Six ans plus tard, on rejoue donc la même scène, mais en inversant les rôles. «Si le président Wade m’a alors invité à ne pas me présenter, persifle Obasanjo, sans doute est-il le mieux placé pour se conseiller lui-même. » Plus perfide encore, le chef de file de la quarantaine de vigies de l’UA suggère que « si nécessaire », et « en raison de la situation sur le terrain », il pourrait ne pas être qu’un « simple observateur » ? Mais à quel rôle songe-t-il ? Médiateur ? Candidat du recours ?

 

Le clan du sortant sénégalais a flairé le danger. Pour preuve, ce commentaire aux allures de mise en garde de son porte-parole Serigne Mbacké Ndiaye : « Nous attendons Obasanjo à bras ouverts, mais resterons fermes sur certains principes. » A commencer par le maintien de la candidature d’ « Ablaye » et le non-report de l’échéance. A propos de principes, Wade, donneur de leçons universel, n’en a jamais manqué. Du moins pour les autres. En juin 2011, il fut ainsi le premier chef d’Etat à débouler à Benghazi, berceau et bastion de l’insurrection qui embrase la Libye. Là, dans sa grande sagesse, il somme « les yeux dans les yeux » Muammar Kadhafi, ce Frère-Guide jusqu’alors couvert d’égards, de se retirer : « Plus tôt tu partiras, mieux ça vaudra. »

 

Faîtes ce que je dis, mais ne faites pas ce que je fais… Bien sûr, l’honnêteté commande de ne pas pousser le parallèle outre mesure. En dépit de la dérive monarchique du Gorgui, le Sénégal demeure une terre de pluralisme.

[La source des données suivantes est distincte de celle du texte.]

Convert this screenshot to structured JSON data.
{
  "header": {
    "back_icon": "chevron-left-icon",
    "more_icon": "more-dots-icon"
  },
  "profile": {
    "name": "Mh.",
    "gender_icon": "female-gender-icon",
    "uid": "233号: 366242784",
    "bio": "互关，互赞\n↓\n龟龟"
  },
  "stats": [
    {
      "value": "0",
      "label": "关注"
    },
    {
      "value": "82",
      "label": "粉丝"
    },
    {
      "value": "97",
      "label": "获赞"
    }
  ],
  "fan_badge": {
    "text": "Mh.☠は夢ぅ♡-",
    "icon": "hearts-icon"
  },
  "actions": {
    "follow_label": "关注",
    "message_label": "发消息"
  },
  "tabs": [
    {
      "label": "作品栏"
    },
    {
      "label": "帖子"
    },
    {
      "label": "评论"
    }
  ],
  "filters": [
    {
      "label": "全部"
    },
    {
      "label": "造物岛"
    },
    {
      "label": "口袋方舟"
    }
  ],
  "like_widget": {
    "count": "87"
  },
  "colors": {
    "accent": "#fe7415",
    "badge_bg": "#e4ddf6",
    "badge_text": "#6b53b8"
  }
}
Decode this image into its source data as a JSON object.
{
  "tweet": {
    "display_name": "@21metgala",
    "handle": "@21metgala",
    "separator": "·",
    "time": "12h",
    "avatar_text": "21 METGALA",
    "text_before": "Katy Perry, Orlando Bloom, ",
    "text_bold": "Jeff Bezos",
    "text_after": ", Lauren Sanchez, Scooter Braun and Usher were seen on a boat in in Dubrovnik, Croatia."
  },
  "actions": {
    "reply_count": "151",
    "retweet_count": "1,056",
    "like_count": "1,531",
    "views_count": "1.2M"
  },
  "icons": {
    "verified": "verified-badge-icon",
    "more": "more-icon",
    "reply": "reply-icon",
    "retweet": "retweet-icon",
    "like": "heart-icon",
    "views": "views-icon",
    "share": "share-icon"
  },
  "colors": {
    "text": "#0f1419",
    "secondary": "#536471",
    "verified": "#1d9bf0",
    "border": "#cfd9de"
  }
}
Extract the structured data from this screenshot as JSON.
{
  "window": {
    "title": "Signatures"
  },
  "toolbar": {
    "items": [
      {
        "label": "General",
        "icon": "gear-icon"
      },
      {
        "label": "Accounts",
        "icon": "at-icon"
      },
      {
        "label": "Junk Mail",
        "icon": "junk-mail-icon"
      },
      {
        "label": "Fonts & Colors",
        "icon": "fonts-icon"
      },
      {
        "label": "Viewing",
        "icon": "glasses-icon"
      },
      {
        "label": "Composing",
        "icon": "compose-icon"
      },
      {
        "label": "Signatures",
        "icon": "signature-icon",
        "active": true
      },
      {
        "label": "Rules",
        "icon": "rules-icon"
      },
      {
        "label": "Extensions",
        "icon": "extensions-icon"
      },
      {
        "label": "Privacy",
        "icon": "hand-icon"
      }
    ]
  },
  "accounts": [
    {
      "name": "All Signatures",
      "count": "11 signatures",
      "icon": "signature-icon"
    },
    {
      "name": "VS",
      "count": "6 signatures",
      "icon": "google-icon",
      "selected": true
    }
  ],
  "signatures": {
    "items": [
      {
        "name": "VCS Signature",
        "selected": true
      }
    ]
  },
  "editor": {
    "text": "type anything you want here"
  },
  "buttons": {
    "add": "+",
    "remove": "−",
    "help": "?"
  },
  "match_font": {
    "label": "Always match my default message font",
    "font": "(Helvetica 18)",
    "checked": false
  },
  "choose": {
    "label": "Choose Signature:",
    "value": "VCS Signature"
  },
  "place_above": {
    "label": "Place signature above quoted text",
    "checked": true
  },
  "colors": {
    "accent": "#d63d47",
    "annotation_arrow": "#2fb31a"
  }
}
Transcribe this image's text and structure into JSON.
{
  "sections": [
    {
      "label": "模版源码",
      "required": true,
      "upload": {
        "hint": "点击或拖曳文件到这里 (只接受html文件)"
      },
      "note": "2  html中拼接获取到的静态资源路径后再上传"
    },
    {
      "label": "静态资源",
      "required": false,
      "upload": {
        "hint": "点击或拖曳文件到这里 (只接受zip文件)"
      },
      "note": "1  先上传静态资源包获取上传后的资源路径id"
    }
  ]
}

Ce que ne fut jamais la Jamahiriya libyenne, arabe, populaire et socialiste. De même, il semble prématuré de décréter que Wade se « gbagboïse » ; référence à l’entêtement suicidaire d’un Laurent Gbagbo, que d’ailleurs l’aîné sénégalais abreuva lui aussi de recommandations. Reste que le vent mauvais qui souffle sur le pays de la Teranga a déjà balayé d’autres contrées subsahariennes. Et qu’il charrie d’inquiétants effluves.